Mike Smith

Music Man and Illustrator

Tell me about your jewellery. I’m loving what you have on your wrists today.
Mike Smith: I’ve had this for a long time this bracelet. Probably from ’92-93. Growing up … I’m from a place called Birkenhead.

I grew up in the 70s. At a time when Jewellery – specially on men – would make them to be slightly more macho. That isn’t really what I am. But I looked up to (and quite admired) those kind of working class guys done good. They would have a big watch or big ring or bracelet … I admired that look. Clothes were quite important where I grew up. But it would be the working class kids who would be dressing up the best. From whatever they had they would put into clothes … It always stayed with me. I never had the money to do it, but then when I started to earn a bit of money I loved the idea of trying to get silver jewellery. So I’ve had this bracelet for over 20 years, but I got it engraved. See there (Mike shows me the engraving), it’s got my wife and daughters names, hand written.

And the beads?
Oh the beads! Of course, I should remember. It was a gift from my wife. It’s got a crucifix with black diamonds in it. It was a present from her last year. There is a great jeweller in Notting Hill called Ming. She does the most amazing silver jewellery. I actually went to see her to get a bracelet made up for my wife. It was based around Wallis Simpson’s bracelet.

Tell me a great restaurant that you and your wife go to in London?
I’m not a huge fan of fancy restaurants. One of my favourite restaurants is still Mildred’s in Lexington Street. Soho was where I used to live for years. It’s where I was living when I met my wife and we always talk about retiring back there, even though It’s right in the heart of the city and it’s still pretty mental.

What do you order?
Smith: If I’m being healthy I’ll have a detox salad. If I’m not being healthy I’ll have the Veggie Burger, you can get sweet potato fries with that. They also do wicked desert, puddings and crumbles. Great coffee. The staff are amazing and there are always interesting people in there. It was going when I first moved to Soho in the early 90s. It was an institution. It was on Greek Street then.
If I was going to a pub I would go to The Three Kings in Clerkenwell.
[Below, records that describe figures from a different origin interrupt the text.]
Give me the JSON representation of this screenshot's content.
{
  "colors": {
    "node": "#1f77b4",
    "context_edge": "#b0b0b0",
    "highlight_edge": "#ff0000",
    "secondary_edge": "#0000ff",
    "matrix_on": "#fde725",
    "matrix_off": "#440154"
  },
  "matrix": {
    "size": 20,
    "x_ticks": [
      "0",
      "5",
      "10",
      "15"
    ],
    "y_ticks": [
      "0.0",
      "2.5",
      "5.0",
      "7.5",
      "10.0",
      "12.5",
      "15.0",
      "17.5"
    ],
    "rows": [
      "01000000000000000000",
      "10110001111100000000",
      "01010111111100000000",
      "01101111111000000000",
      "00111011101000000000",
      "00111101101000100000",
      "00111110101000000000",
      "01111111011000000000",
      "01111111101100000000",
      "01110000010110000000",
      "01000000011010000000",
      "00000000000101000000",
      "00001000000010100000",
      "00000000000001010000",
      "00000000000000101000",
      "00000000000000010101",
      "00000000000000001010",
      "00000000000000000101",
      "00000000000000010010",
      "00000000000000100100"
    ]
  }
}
I don't drink anymore, but that was my one place in London. It was the best local imaginable.

When I lived in Soho I used to go to the Coach and Horses on Greek Street. It’s an amazing proper old school boozer. Back then St Martin’s Art School was just round the corner. All the writers used to go in there. Actors.  It reminded me of being on a ship. You’d go in there at about 4pm in the afternoon. You’d think “I’ll just pop in for  a quick one”. Then you’d end up talking to somebody. Invariably you’d end up talking to somebody else. Then a sailor would turn up … all of a sudden it would be ten or eleven at night and the whole place would be rockin’. People would be singing! There would probably be a fight in the corner. It was like the greatest New Years Eve party every night … Probably the greatest pub in the world.
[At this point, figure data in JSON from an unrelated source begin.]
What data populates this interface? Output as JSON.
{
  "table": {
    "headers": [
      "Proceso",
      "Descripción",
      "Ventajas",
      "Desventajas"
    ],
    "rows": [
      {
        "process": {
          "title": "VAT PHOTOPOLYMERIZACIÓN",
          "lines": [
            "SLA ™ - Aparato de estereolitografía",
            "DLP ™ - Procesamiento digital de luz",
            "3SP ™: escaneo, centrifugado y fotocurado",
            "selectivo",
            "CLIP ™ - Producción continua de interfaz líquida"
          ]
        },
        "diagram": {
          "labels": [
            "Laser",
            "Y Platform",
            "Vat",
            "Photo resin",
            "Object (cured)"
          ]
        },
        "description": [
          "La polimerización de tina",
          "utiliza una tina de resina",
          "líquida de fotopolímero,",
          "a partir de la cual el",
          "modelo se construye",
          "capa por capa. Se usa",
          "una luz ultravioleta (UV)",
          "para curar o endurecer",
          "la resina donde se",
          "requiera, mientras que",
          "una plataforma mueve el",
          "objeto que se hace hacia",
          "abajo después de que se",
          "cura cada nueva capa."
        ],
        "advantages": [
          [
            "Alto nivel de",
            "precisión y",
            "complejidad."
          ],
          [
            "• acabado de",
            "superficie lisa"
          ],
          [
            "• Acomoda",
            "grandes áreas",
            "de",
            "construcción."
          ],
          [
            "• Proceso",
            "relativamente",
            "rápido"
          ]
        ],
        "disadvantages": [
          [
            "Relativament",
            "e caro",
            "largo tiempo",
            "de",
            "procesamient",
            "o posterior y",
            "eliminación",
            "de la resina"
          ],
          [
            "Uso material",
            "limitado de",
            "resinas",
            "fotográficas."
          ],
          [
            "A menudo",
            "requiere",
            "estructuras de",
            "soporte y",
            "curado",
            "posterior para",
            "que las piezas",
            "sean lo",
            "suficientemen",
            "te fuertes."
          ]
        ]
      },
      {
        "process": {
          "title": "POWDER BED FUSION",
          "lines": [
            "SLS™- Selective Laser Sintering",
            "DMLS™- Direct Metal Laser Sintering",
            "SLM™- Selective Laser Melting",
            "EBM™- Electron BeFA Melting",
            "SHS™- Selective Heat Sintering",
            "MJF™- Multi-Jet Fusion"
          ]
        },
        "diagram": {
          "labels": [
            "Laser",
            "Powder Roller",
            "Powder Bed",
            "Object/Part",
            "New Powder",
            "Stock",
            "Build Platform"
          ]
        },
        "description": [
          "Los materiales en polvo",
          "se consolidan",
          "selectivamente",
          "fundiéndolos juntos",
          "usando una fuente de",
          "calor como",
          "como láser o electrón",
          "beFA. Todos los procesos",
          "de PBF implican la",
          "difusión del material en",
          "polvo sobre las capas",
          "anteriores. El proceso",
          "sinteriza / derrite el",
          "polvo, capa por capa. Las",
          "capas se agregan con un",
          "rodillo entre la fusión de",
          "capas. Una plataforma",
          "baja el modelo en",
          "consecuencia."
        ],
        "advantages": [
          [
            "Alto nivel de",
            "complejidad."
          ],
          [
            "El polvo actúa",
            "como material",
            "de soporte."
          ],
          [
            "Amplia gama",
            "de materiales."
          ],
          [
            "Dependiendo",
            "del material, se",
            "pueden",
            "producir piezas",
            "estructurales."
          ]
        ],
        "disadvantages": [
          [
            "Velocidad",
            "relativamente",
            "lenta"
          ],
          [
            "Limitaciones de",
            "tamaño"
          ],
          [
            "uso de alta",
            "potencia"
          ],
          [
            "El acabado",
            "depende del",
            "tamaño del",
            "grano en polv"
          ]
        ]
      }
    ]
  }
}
Love it! Do you drink coffee?
I do drink coffee! There is a fantastic Australian place on Great Titchfield Street. It’s called Kaffeine. I’m so delighted that the world has gone up in good coffee. The introduction of the flat white has definitely been a step forward.
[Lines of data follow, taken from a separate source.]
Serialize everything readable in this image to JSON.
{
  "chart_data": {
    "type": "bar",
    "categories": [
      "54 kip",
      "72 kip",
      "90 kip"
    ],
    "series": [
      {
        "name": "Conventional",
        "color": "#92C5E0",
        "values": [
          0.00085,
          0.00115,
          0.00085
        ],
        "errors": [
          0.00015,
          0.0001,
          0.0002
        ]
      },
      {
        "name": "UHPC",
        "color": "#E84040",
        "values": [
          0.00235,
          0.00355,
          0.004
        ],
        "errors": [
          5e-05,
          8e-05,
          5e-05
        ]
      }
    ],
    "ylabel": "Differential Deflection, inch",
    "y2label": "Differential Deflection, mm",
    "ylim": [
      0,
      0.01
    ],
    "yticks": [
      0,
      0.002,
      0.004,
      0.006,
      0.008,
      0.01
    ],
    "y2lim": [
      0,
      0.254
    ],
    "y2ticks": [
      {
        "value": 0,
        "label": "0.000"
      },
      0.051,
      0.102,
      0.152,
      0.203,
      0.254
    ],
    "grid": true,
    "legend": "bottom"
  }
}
Do you have the “London’s Best Coffee” app?
No. But that sounds brilliant!

You must download it. I insist! It will tell you where to get the best coffee based on the location of exactly where you are standing in London. It even details the type of beans, machine and grinder.
Smith: Wow. So you’re a big coffee fan?

I worry because I could so easily become completely obsessive about it.
* As told to Michelle Sullivan of The Manifesto. This conversation has been edited.